Native to Southeast Asia, ube is a purple yam whose glimmering purple center, mild, sweet flavor, and coconut-like aroma have made it a popular ingredient in traditional Filipino sweets. Across the U.S., chefs are using ube to give color and character to everything from cocktails to cakes. Even though ube and purple sweet potatoes share a sweet, earthy taste, ube has a distinctively nuttier, vanilla-like flavor. In addition to their differences in taste, ube is more moist than sweet potatoes, which tend to be drier in texture. Apart from its beautiful color and delicious taste, ube is also very healthy, containing vitamins A and C as well as high levels of potassium.

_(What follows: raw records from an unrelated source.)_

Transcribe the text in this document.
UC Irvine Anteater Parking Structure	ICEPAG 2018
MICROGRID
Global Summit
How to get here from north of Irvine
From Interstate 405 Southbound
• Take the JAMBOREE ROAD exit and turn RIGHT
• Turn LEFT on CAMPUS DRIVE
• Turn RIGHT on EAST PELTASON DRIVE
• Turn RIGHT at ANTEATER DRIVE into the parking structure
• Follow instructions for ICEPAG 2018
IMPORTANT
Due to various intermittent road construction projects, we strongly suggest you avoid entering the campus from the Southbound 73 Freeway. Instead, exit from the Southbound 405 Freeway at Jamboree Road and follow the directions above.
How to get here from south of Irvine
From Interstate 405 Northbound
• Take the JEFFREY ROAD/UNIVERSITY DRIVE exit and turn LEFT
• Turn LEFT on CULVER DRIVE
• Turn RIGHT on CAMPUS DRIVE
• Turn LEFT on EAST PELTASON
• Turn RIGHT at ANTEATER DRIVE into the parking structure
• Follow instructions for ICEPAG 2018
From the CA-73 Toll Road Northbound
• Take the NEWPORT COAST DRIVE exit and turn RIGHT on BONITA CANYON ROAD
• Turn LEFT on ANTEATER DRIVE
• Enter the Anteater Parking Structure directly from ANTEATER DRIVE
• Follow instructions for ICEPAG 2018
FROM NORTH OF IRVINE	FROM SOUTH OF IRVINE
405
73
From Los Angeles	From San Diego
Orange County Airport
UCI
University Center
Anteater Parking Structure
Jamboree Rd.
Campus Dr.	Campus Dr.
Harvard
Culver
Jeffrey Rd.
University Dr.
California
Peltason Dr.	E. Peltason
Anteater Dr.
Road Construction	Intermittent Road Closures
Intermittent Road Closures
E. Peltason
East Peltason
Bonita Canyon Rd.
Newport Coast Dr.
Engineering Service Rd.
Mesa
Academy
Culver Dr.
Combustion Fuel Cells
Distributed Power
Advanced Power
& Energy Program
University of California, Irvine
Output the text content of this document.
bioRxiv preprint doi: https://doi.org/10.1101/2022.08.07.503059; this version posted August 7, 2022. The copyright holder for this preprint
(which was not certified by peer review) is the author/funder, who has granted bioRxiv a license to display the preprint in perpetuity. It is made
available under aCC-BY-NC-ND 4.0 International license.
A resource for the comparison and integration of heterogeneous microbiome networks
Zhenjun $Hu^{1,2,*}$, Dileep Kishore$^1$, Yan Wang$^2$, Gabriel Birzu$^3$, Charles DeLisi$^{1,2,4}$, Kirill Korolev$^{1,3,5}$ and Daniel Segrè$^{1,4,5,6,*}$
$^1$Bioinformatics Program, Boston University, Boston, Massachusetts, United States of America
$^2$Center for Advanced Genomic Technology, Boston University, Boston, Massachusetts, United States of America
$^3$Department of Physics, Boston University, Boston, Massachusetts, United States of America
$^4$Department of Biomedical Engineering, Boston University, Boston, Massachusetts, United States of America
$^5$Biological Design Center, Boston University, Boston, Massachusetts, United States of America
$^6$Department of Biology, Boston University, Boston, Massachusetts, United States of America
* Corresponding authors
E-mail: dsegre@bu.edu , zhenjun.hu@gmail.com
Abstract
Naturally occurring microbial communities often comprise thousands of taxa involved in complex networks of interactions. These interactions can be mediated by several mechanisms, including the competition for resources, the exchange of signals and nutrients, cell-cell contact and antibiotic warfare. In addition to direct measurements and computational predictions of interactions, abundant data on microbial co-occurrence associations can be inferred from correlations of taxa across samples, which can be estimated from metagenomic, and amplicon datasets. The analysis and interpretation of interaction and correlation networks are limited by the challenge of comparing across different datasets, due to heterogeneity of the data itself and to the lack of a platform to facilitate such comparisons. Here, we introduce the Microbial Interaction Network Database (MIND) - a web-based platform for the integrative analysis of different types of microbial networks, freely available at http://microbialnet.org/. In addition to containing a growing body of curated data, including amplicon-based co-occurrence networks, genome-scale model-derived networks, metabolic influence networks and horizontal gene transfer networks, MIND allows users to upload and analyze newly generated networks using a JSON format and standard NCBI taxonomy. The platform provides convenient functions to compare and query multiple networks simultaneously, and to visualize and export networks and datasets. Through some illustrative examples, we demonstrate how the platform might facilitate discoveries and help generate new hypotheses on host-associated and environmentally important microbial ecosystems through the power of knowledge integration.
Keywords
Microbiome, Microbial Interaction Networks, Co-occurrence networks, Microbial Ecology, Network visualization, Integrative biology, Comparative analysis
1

Health benefits aside, the ube muffins and ube milk bread loaf are a sensory delight. The whisper-thin crust melts on the tongue, revealing a luxuriously light bread accented with a slightly sweet, caramel-like center. Made even better when slathered with Divina’s homemade Ube Butter, which she includes at no charge because she can’t sell it under the cottage law. At least not yet.

Since that first market, Divina’s menu of delights has grown to include ube and pandan crinkle cookies. “All my friends like the crinkle cookies best,” Divina says. She has her own peanut mix, loosely based on pulutan, a popular bar snack in the Philippines. “My mom cuts the garlic slivers by hand, and then she fries them alongside the biggest, plumpest redskin peanuts she can find. It’s an addictive bowl of nostalgia.”

As is Divina’s unique take on Chex Mix, again a nod to her American upbringing. She blends Corn Check, Rice Chex, Wheat Chex and rye chips with the garlic peanuts and furikake spices—mixture of sesame seeds, seaweeds, herbs, fish flakes, and salt—for a deliciously addicting snack.

Most recently, Divina added what’s quickly become her favorite menu item: the Royal Cookie.  “My mom and I were on a cruise and there were these oatmeal cookies, which were good, but just kind of sad looking, sitting there on the buffet. We both looked at each other and said, ‘We can do better,’” she laughs. And so she got home and immediately started crafting an oatmeal-based recipe with coconut, white chocolate, cornflake crunch, and pandan. “And we call it the Royal because Royal Caribbean.”

And so, in the wake of these achievements, Divina reflects on her mother’s profound impact—a source of inspiration that transcends the norm.

“My mom is fearless in the kitchen. Absolutely fearless. She sees something on YouTube, and the next thing I know, she’s in the kitchen whipping up her own version. Without a recipe! I’m more methodical. I research endlessly before I even make a grocery list. We’re different that way, but I think that’s what makes her my biggest inspiration. Knowing that she had to be fearless to come to America as an immigrant and work a job for 30 years to support her family. And she’s been fearless in retirement, whether it’s learning to garden or trying new recipes. At 79 year old, she isn’t afraid of anything. And that’s given me the courage to do this.

Every day I step into this kitchen and work on the business, I try to be 1% better than the day before. It’s attainable, and it drives me to be greater; to be 10%, 50% better than the day before. And that’s really the journey, taking the pressure off needing to be 100% perfect. Beng Bread represents that; my journey is just starting. And that 1% every day, showing up for myself, is already a success.”